Eis a solução para toda discussão!
Um imenso animal leiteiro aproximou-se da mesa de Zaphod Beeblebrox, um
quadrúpede gordo e enorme, do tipo bovino, com grandes olhos d'água, chifres pequenos e
um sorriso nos lábios que quase poderia ser insinuante.
— Boa-noite — abaixou-se e sentou-se pesadamente sobre suas ancas —, sou o
principal Prato do Dia. Posso sugerir-lhes algumas partes do meu corpo? — Rosnou e
grunhiu um pouco, remexeu seus quartos traseiros buscando uma posição mais confortável e
olhou pacificamente para eles.
Seu olhar encontrou olhares de sobressaltada perplexidade da parte de Arthur e
Trillian, um dar de ombros resignado de Ford Prefect e a fome descarada de Zaphod
Beeblebrox.
— Alguma parte do ombro, talvez? — sugeriu o animal. — Assada com molho de
vinho branco?
— Ahn, do seu ombro? — disse Arthur, num sussurro de horror.

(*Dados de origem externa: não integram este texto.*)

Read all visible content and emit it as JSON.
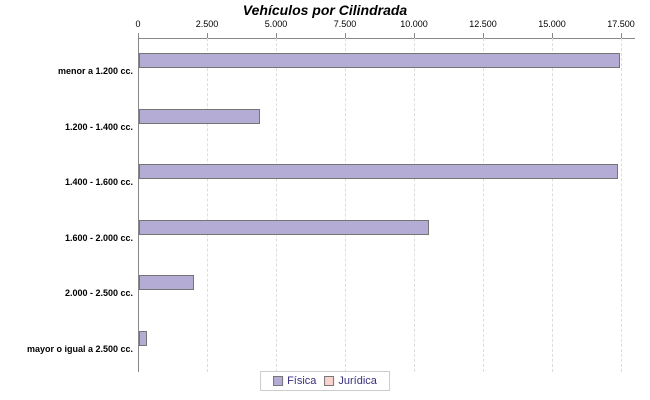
{
  "chart_data": {
    "type": "bar",
    "orientation": "horizontal",
    "title": "Vehículos por Cilindrada",
    "categories": [
      "menor a 1.200 cc.",
      "1.200 - 1.400 cc.",
      "1.400 - 1.600 cc.",
      "1.600 - 2.000 cc.",
      "2.000 - 2.500 cc.",
      "mayor o igual a 2.500 cc."
    ],
    "series": [
      {
        "name": "Física",
        "color": "#b4acd4",
        "border_color": "#757575",
        "values": [
          17430,
          4380,
          17360,
          10500,
          1990,
          290
        ]
      },
      {
        "name": "Jurídica",
        "color": "#f8d2ce",
        "border_color": "#a98f8f",
        "values": [
          0,
          0,
          0,
          0,
          0,
          0
        ]
      }
    ],
    "x_ticks": [
      "0",
      "2.500",
      "5.000",
      "7.500",
      "10.000",
      "12.500",
      "15.000",
      "17.500"
    ],
    "x_tick_values": [
      0,
      2500,
      5000,
      7500,
      10000,
      12500,
      15000,
      17500
    ],
    "xlim": [
      0,
      17500
    ],
    "grid": true,
    "gridline_style": "dashed",
    "legend_position": "bottom"
  },
  "colors": {
    "background": "#ffffff",
    "axis": "#888888",
    "grid": "#dddddd",
    "title": "#000000",
    "tick_label": "#000000",
    "category_label": "#000000",
    "legend_text": "#38307e",
    "legend_border": "#cccccc"
  }
}
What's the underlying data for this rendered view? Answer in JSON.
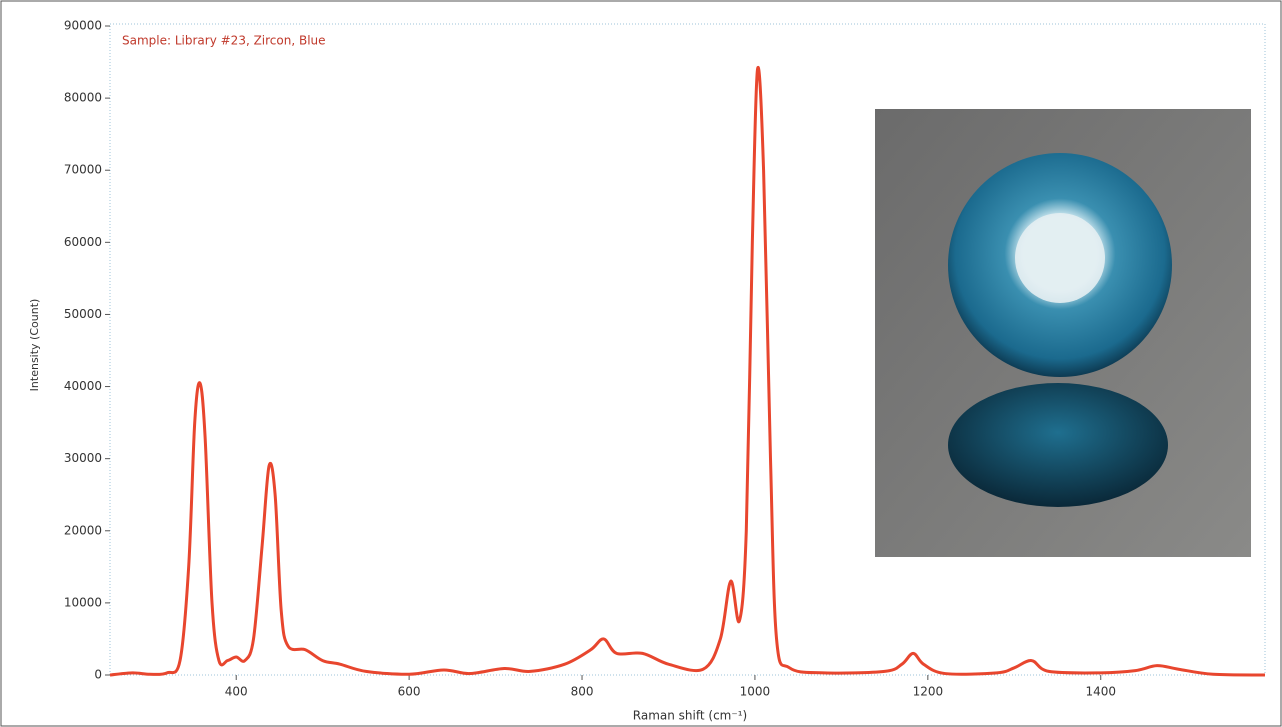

— Mas naturalmente que do meu ombro, senhor — mugiu o animal, satisfeito —,
só tenho o meu para oferecer.
Zaphod levantou-se de um salto e pôs-se a apalpar e sentir os ombros do animal,
apreciando.
— Ou a alcatra, que também é muito boa — murmurou o animal. — Tenho feito
exercícios e comido cereais, de forma que há bastante carne boa ali. — Deu um grunhido
brando, rosnou mais uma vez e começou a ruminar. Engoliu mais uma vez o bolo alimentar.
— Ou um ensopado de mim, quem sabe? — acrescentou.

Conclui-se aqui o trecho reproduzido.